Columbus police said the suspects are almost always teens -- calling themselves "Kia Boys" -- who steal the cars and then post about it on social media. The car thieves have their sights on the two brands because of a vulnerability in some of their models, according to investigators. The Kia and Hyundai thefts have also ended with crashes that sometimes turned deadly. In a local case on July 24, three underage teens hit a city light pole in a stolen Hyundai Elantra, ejecting two of them.

Rachel Ross told NBC4 that babysitting her nephew last week quickly turned into a search for her stolen car.

"My brother-in-law came home and he asked where my car was," Ross said. "In typical brother fashion, I was like ‘Stop messing around. Stop playing with me.’ And he was like ‘no I’m being serious, where’s your car.’"

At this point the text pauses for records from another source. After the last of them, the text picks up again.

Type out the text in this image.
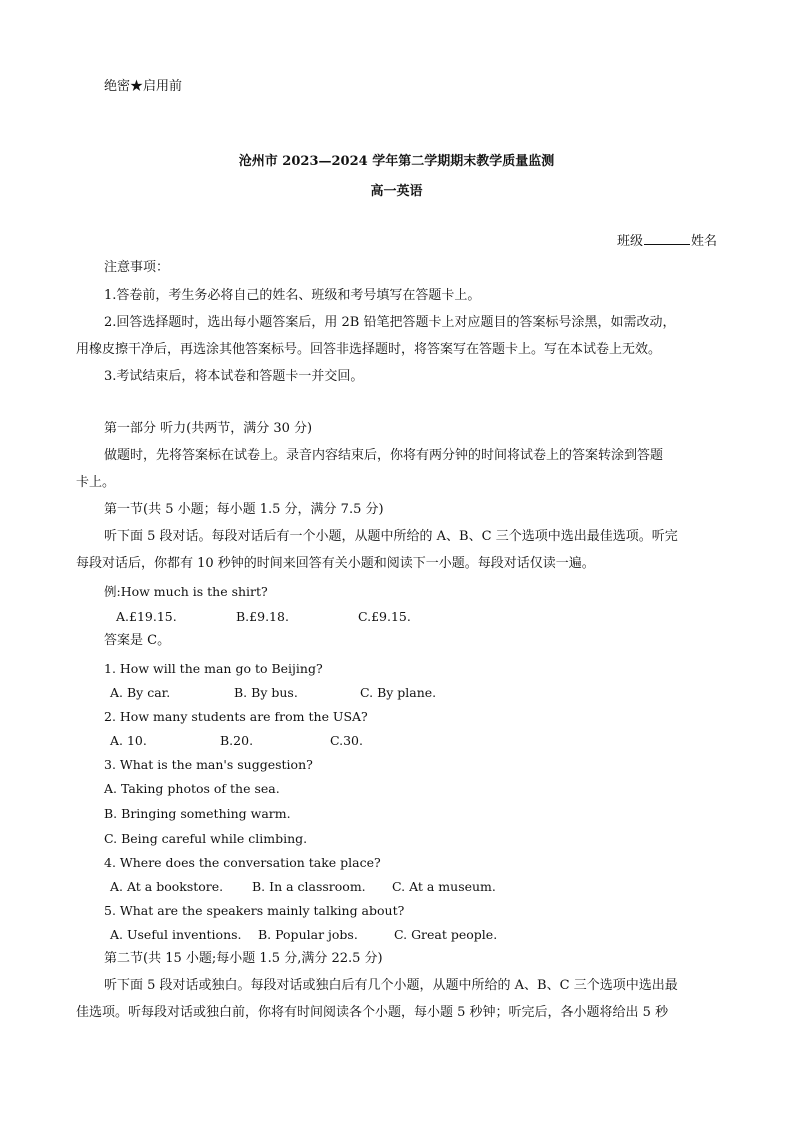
绝密★启用前
沧州市 2023—2024 学年第二学期期末教学质量监测
高一英语
班级	姓名
注意事项：
1.答卷前，考生务必将自己的姓名、班级和考号填写在答题卡上。
2.回答选择题时，选出每小题答案后，用 2B 铅笔把答题卡上对应题目的答案标号涂黑，如需改动，
用橡皮擦干净后，再选涂其他答案标号。回答非选择题时，将答案写在答题卡上。写在本试卷上无效。
3.考试结束后，将本试卷和答题卡一并交回。
第一部分 听力(共两节，满分 30 分)
做题时，先将答案标在试卷上。录音内容结束后，你将有两分钟的时间将试卷上的答案转涂到答题
卡上。
第一节(共 5 小题；每小题 1.5 分，满分 7.5 分)
听下面 5 段对话。每段对话后有一个小题，从题中所给的 A、B、C 三个选项中选出最佳选项。听完
每段对话后，你都有 10 秒钟的时间来回答有关小题和阅读下一小题。每段对话仅读一遍。
例:How much is the shirt?
A.£19.15.	B.£9.18.	C.£9.15.
答案是 C。
1. How will the man go to Beijing?
A. By car.	B. By bus.	C. By plane.
2. How many students are from the USA?
A. 10.	B.20.	C.30.
3. What is the man's suggestion?
A. Taking photos of the sea.
B. Bringing something warm.
C. Being careful while climbing.
4. Where does the conversation take place?
A. At a bookstore. B. In a classroom. C. At a museum.
5. What are the speakers mainly talking about?
A. Useful inventions. B. Popular jobs.	C. Great people.
第二节(共 15 小题;每小题 1.5 分,满分 22.5 分)
听下面 5 段对话或独白。每段对话或独白后有几个小题，从题中所给的 A、B、C 三个选项中选出最
佳选项。听每段对话或独白前，你将有时间阅读各个小题，每小题 5 秒钟；听完后，各小题将给出 5 秒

After she worked with her neighbors and police, Ross said the group found a video on social media, showing the cars stolen from her neighborhood being driven through Merion Village. The kids in the video were so small, one's head was barely above the steering wheel.

The thefts targeting the two car brands are a trend also seen beyond Ohio. One Indiana woman who lost her Kia to auto thieves blamed Youtube and Tiktok users who posted about the car's security flaw online. It's prevalent enough that both Kia and Hyundai both shared their concerns about the rise in thefts nationwide, as well as what the companies would do to address them.

"All 2022 models and trims have an immobilizer applied either at the beginning of the year or as a running change," Kia America said in a statement.

Hyundai Motor America's Ira Gabriel shared a similar plan to address the thefts in its newer models. However, for the older models with the weakness, their owners may have to take matters into their own hands. Rick Ricart of Ricart Automotive suggested that drivers look into installing their own immobilizer in the older cars. These can include electronic technology like push-to-start key fobs, which wirelessly communicate a passcode to the car that allows the engine to start, rather than using a traditional key to turn the ignition.